What is your personal philosophy of practicing medicine and how do you see it benefiting Wishek and surrounding areas?

My philosophy includes four basic tenets: 1) Clinical Excellence: I strive to provide the best care at all times and stay current on evidence-based practice for my patients. I look for ways to improve my practice and better myself as a clinician. 2) Mutual Respect: I treat my patients the way I would like to be treated. 3) Responsibility: I accept responsibility for my attitude, actions, knowledge and mistakes, and 4) Trust: I act with integrity. Healthcare is a partnership between the provider and the patient. I believe these four ideals can help create a positive, successful partnership. I look forward to starting that process with the people of Napoleon and surrounding area.

What are your impressions of the WHC so far?

I have only visited the clinics once, but everyone was very friendly and welcoming. They also seemed very supportive of one another. Everyone I met seemed to really enjoy his or her job, which says to me that this is a good place to work.

Coming from a city, what are you looking forward to about practicing medicine in our rural communities?

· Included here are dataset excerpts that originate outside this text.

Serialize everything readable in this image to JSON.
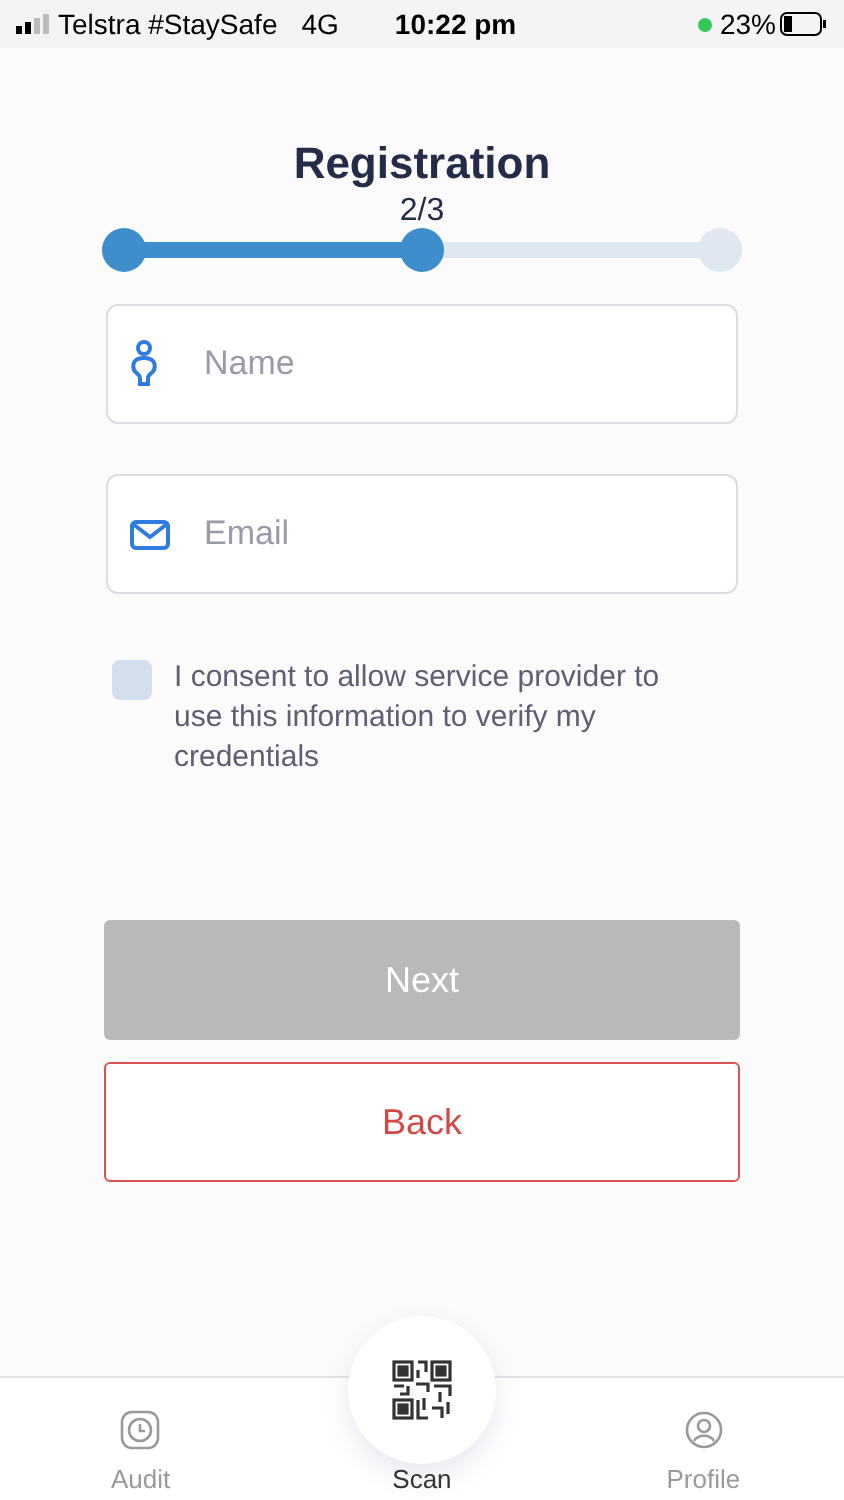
{
  "status_bar": {
    "carrier": "Telstra #StaySafe",
    "network": "4G",
    "time": "10:22 pm",
    "battery": "23%"
  },
  "title": "Registration",
  "progress": {
    "label": "2/3",
    "level": 0.5,
    "steps": [
      {
        "done": true
      },
      {
        "done": true
      },
      {
        "done": false
      }
    ]
  },
  "fields": [
    {
      "kind": "person",
      "placeholder": "Name"
    },
    {
      "kind": "email",
      "placeholder": "Email"
    }
  ],
  "consent": {
    "checked": false,
    "label": "I consent to allow service provider to use this information to verify my credentials"
  },
  "buttons": [
    {
      "kind": "primary",
      "label": "Next",
      "disabled": true
    },
    {
      "kind": "outline",
      "label": "Back",
      "disabled": false
    }
  ],
  "nav": [
    {
      "kind": "audit",
      "label": "Audit",
      "selected": false
    },
    {
      "kind": "scan",
      "label": "Scan",
      "selected": true
    },
    {
      "kind": "profile",
      "label": "Profile",
      "selected": false
    }
  ]
}
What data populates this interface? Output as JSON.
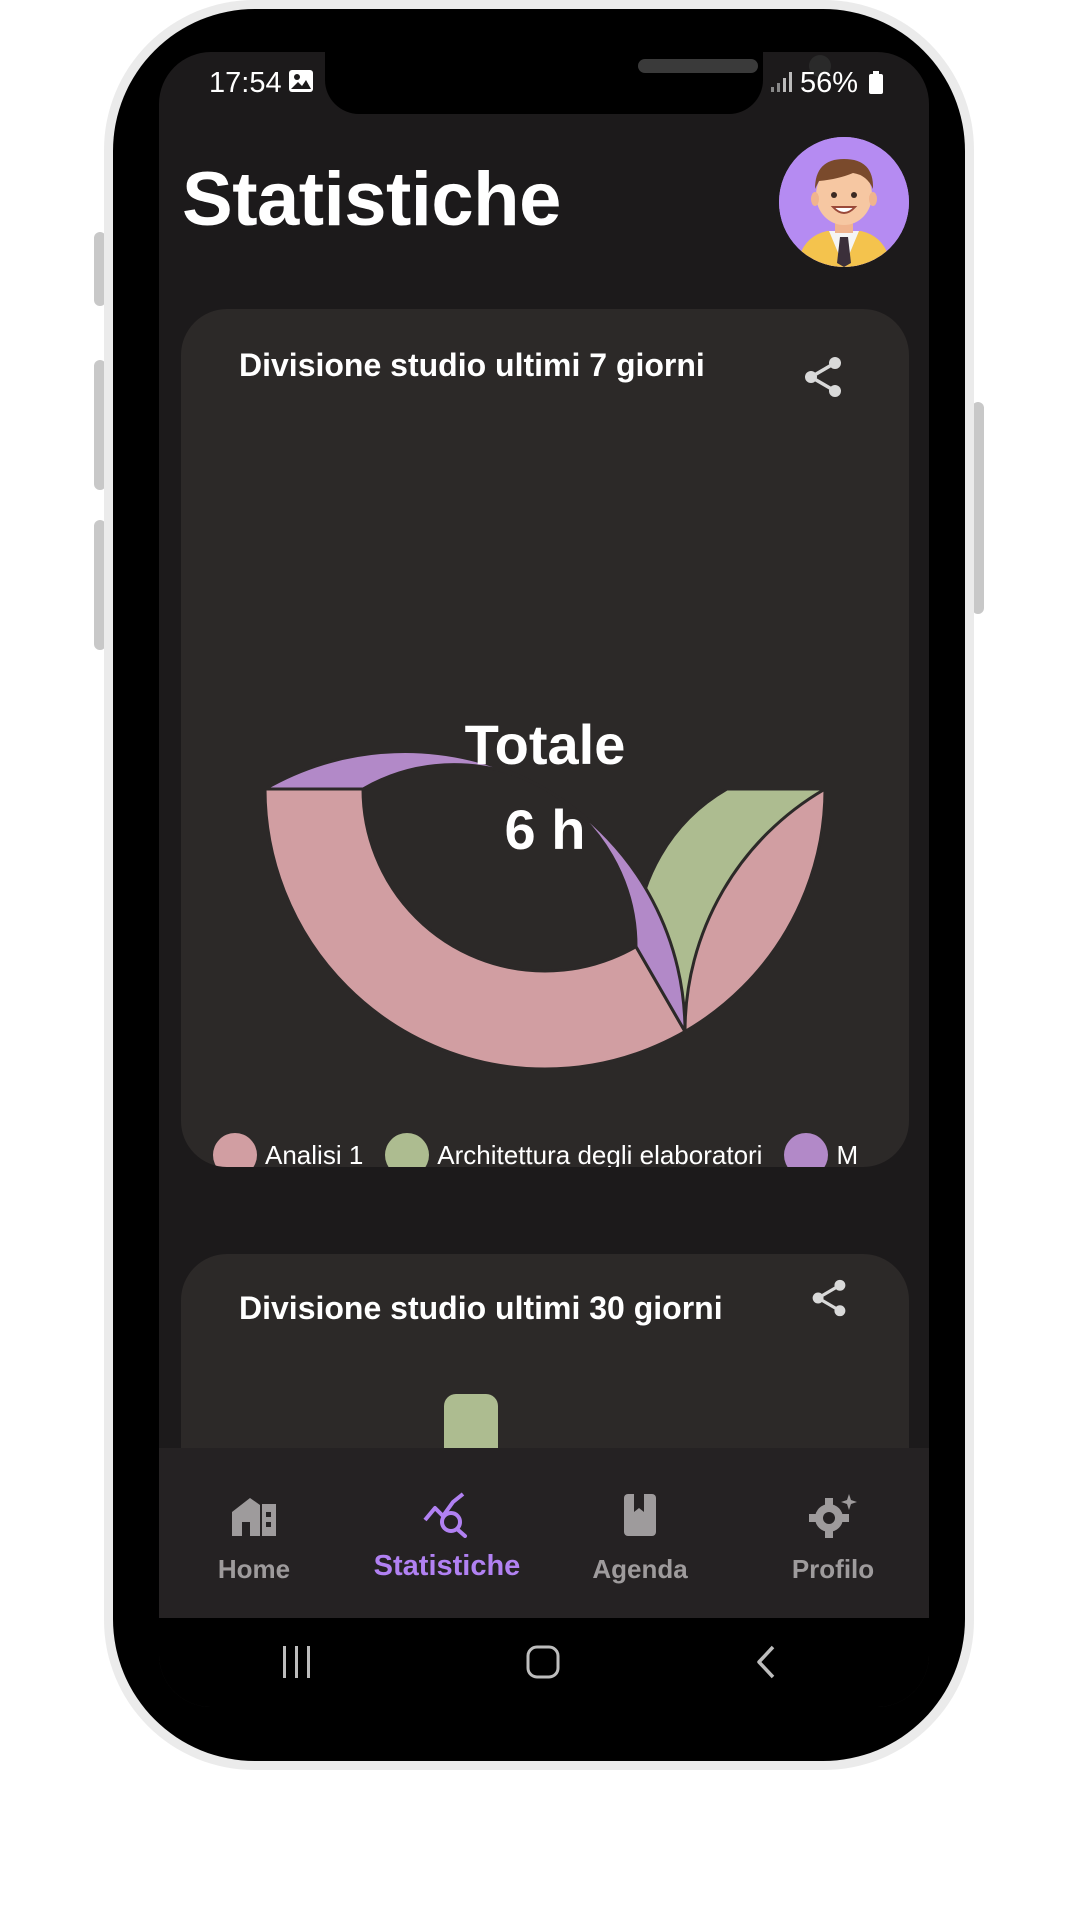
{
  "status_bar": {
    "time": "17:54",
    "battery": "56%",
    "icons": [
      "image-icon",
      "signal-icon",
      "battery-icon"
    ]
  },
  "header": {
    "title": "Statistiche",
    "avatar_icon": "user-avatar"
  },
  "card_7_days": {
    "title": "Divisione studio ultimi 7 giorni",
    "share_icon": "share-icon",
    "center_label": "Totale",
    "center_value": "6 h",
    "legend": [
      {
        "label": "Analisi 1",
        "color": "#d19ea2"
      },
      {
        "label": "Architettura degli elaboratori",
        "color": "#adbc90"
      },
      {
        "label": "M",
        "color": "#b289c8"
      }
    ]
  },
  "card_30_days": {
    "title": "Divisione studio ultimi 30 giorni",
    "share_icon": "share-icon"
  },
  "chart_data": [
    {
      "type": "pie",
      "variant": "donut",
      "categories": [
        "Analisi 1",
        "Architettura degli elaboratori",
        "M"
      ],
      "values": [
        3,
        1,
        2
      ],
      "colors": [
        "#d19ea2",
        "#adbc90",
        "#b289c8"
      ],
      "center_text": [
        "Totale",
        "6 h"
      ],
      "legend": "bottom"
    }
  ],
  "bottom_nav": {
    "items": [
      {
        "label": "Home",
        "icon": "home-icon",
        "active": false
      },
      {
        "label": "Statistiche",
        "icon": "stats-icon",
        "active": true
      },
      {
        "label": "Agenda",
        "icon": "agenda-icon",
        "active": false
      },
      {
        "label": "Profilo",
        "icon": "settings-icon",
        "active": false
      }
    ],
    "active_color": "#b181f2",
    "inactive_color": "#9e9b9c"
  },
  "system_nav": {
    "icons": [
      "recent-apps-icon",
      "home-button-icon",
      "back-icon"
    ]
  }
}
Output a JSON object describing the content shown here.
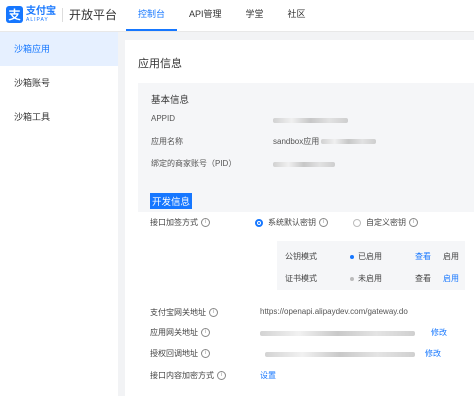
{
  "header": {
    "logo_glyph": "支",
    "logo_cn": "支付宝",
    "logo_en": "ALIPAY",
    "platform": "开放平台",
    "nav": [
      "控制台",
      "API管理",
      "学堂",
      "社区"
    ],
    "active_nav": "控制台"
  },
  "sidebar": {
    "items": [
      "沙箱应用",
      "沙箱账号",
      "沙箱工具"
    ]
  },
  "main": {
    "title": "应用信息",
    "basic": {
      "title": "基本信息",
      "appid_label": "APPID",
      "name_label": "应用名称",
      "name_value_prefix": "sandbox应用",
      "pid_label": "绑定的商家账号（PID）"
    },
    "dev": {
      "title": "开发信息",
      "sign_label": "接口加签方式",
      "option_system": "系统默认密钥",
      "option_custom": "自定义密钥",
      "pubkey_mode": "公钥模式",
      "pubkey_status": "已启用",
      "cert_mode": "证书模式",
      "cert_status": "未启用",
      "view": "查看",
      "enable": "启用",
      "gateway_label": "支付宝网关地址",
      "gateway_value": "https://openapi.alipaydev.com/gateway.do",
      "app_gateway_label": "应用网关地址",
      "auth_callback_label": "授权回调地址",
      "modify": "修改",
      "encrypt_label": "接口内容加密方式",
      "setup": "设置"
    }
  },
  "colors": {
    "accent": "#1677ff",
    "enabled_dot": "#1677ff",
    "disabled_dot": "#bbbbbb"
  }
}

Salt Lake is a large city, and that affords opportunities and access to many specialists and therapies. While this may help the patient get better care, it can make the provision of healthcare feel somewhat disjointed at times. In a rural area, the access to some of those aspects is more limited, but providers get the opportunity and responsibility of caring for the whole patient, instead of just bits and pieces.

Talk a little bit about yourself, your family, what you like to do in your free time, hobbies, etc.

I was born and raised in Salt Lake City, Utah and all of my family members currently live in Utah. I am the second of four children. My father is a physical therapist and runs a wound care clinic, and my mother is retired. Two of my brothers also work in healthcare. In my spare time, I like to read, play the piano, sew, bake, and spend time with my nieces and nephews. I also enjoy going to University of Utah football games and Real Salt Lake soccer games.